An Energy-aware Cache Control Mechanism for Deep Cache Hierarchy Ryusuke Egawa(Tokyo Denki University), Liu Jiaheng(Tohoku University)
To overcome the memory wall problem, cache hierarchies of modern microprocessors have become deeper and larger as the number of cores increases. Besides, the power and energy consumption of the deep cache hierarchy become non-negligible. In this talk, we present a mechanism to improve cache energy efficiency by adapting a cache hierarchy to individual applications and its evaluation results.
Using MPI in combination with asynchronous task-based programming models can be a daunting task. Applications typically have to manage a dynamic set of active operations, fall-back to a fork-join model, or rely on some middleware to coordinate the interaction between MPI and the task scheduler. In this talk, I will propose an extension to MPI, called MPI Continuations, that provides a callback-based notification mechanism to simplify the usage of MPI inside asynchronous tasks.
Basics on Quantum Computation Thomas Kloss, University Grenoble
With the announcement of quantum supremacy in 2019, Google claimed to have solved the first real-world problem out of reach for classical computers. Since then at the latest, quantum computing has moved into the political and economic spotlight. In this talk I will present some very basic slides on quantum computers and what makes them different of classical computers. I will also show new work which puts Googles supremacy claim into question.
The growth of artificial intelligence (AI) is accelerating. AI has left research and innovation labs, and nowadays plays a significant role in everyday lives. The impact on society is graspable: autonomous driving cars produced by Tesla, voice assistants such as Siri, and AI systems that beat renowned champions in board games like Go. All these advancements are facilitated by powerful computing infrastructures based on HPC and advanced AI-specific hardware, as well as highly-optimized AI codes.

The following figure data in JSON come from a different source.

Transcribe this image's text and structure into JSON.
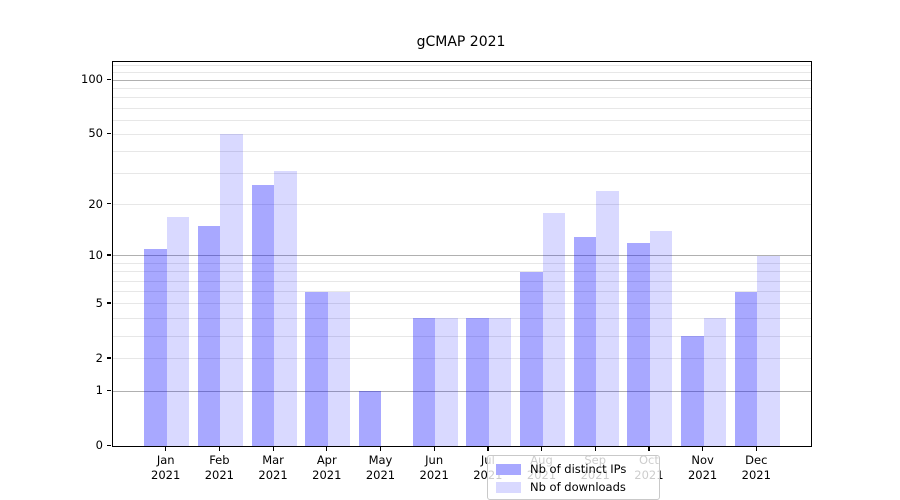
{
  "chart_data": {
    "type": "bar",
    "title": "gCMAP 2021",
    "categories": [
      "Jan",
      "Feb",
      "Mar",
      "Apr",
      "May",
      "Jun",
      "Jul",
      "Aug",
      "Sep",
      "Oct",
      "Nov",
      "Dec"
    ],
    "year": "2021",
    "series": [
      {
        "name": "Nb of distinct IPs",
        "values": [
          11,
          15,
          26,
          6,
          1,
          4,
          4,
          8,
          13,
          12,
          3,
          6
        ],
        "color_hex": "#0000ff",
        "alpha": 0.34,
        "swatch_hex": "#a8a8ff"
      },
      {
        "name": "Nb of downloads",
        "values": [
          17,
          50,
          31,
          6,
          0,
          4,
          4,
          18,
          24,
          14,
          4,
          10
        ],
        "color_hex": "#0000ff",
        "alpha": 0.15,
        "swatch_hex": "#d9d9ff"
      }
    ],
    "xlabel": "",
    "ylabel": "",
    "yscale": "log1p",
    "ylim": [
      0,
      126
    ],
    "yticks": [
      0,
      1,
      2,
      5,
      10,
      20,
      50,
      100
    ],
    "grid_major": [
      1,
      10,
      100
    ],
    "grid_minor": [
      2,
      3,
      4,
      5,
      6,
      7,
      8,
      9,
      20,
      30,
      40,
      50,
      60,
      70,
      80,
      90,
      110,
      120
    ],
    "legend_position": "lower center-left inside plot",
    "colors": {
      "grid_major": "#b0b0b0",
      "grid_minor": "#e7e7e7",
      "axis": "#000000",
      "legend_border": "#c9c9c9"
    }
  }
}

Since several years, HLRS is engaged in big data and AI-specific activities around HPC. In this talk, I will give a brief overview about our AI-focused research project CATALYST to engage with researchers and industry, present selected case studies, and outline our journey over the last years with respect to the convergence of AI and HPC from both a software and hardware point of view.

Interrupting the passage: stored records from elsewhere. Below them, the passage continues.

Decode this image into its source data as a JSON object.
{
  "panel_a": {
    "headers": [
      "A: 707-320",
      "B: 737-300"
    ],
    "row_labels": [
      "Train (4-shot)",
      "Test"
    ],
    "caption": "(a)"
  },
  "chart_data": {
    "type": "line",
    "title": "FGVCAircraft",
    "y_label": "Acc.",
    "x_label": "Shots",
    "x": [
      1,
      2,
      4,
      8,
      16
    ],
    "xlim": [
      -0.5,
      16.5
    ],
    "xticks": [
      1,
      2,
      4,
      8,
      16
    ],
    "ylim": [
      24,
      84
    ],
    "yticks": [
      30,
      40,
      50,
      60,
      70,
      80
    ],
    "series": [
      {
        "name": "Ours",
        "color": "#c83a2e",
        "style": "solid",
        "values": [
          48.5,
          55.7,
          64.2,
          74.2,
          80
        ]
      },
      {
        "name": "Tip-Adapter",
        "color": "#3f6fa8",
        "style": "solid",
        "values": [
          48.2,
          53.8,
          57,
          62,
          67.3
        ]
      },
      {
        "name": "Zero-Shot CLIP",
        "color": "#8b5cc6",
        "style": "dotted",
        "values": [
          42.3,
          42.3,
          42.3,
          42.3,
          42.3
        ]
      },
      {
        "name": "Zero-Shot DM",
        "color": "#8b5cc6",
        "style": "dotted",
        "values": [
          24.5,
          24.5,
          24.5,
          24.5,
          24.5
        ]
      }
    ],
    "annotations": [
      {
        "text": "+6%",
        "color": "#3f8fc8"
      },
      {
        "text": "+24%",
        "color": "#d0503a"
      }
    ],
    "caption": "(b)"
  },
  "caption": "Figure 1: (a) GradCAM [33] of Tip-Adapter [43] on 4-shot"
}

Many codes that were developed during the vector supercomputing era from the 1970’s to 1990’s are still in use with vector friendly constructs in their codebase. The recently released NEC Vector Engine provides an opportunity to exploit this vector heritage. The NEC Vector engine can potentially provide state of the art performance without a complete rewrite of the codebase. Given the time and cost required to port or rewrite codes, this is potentially an attractive solution. This presentation will assess how the NEC Vector engine performance compares with existing architectures using traditional benchmarks, a legacy CFD program FDL3DI and the effort required to take full advantage of the architecture.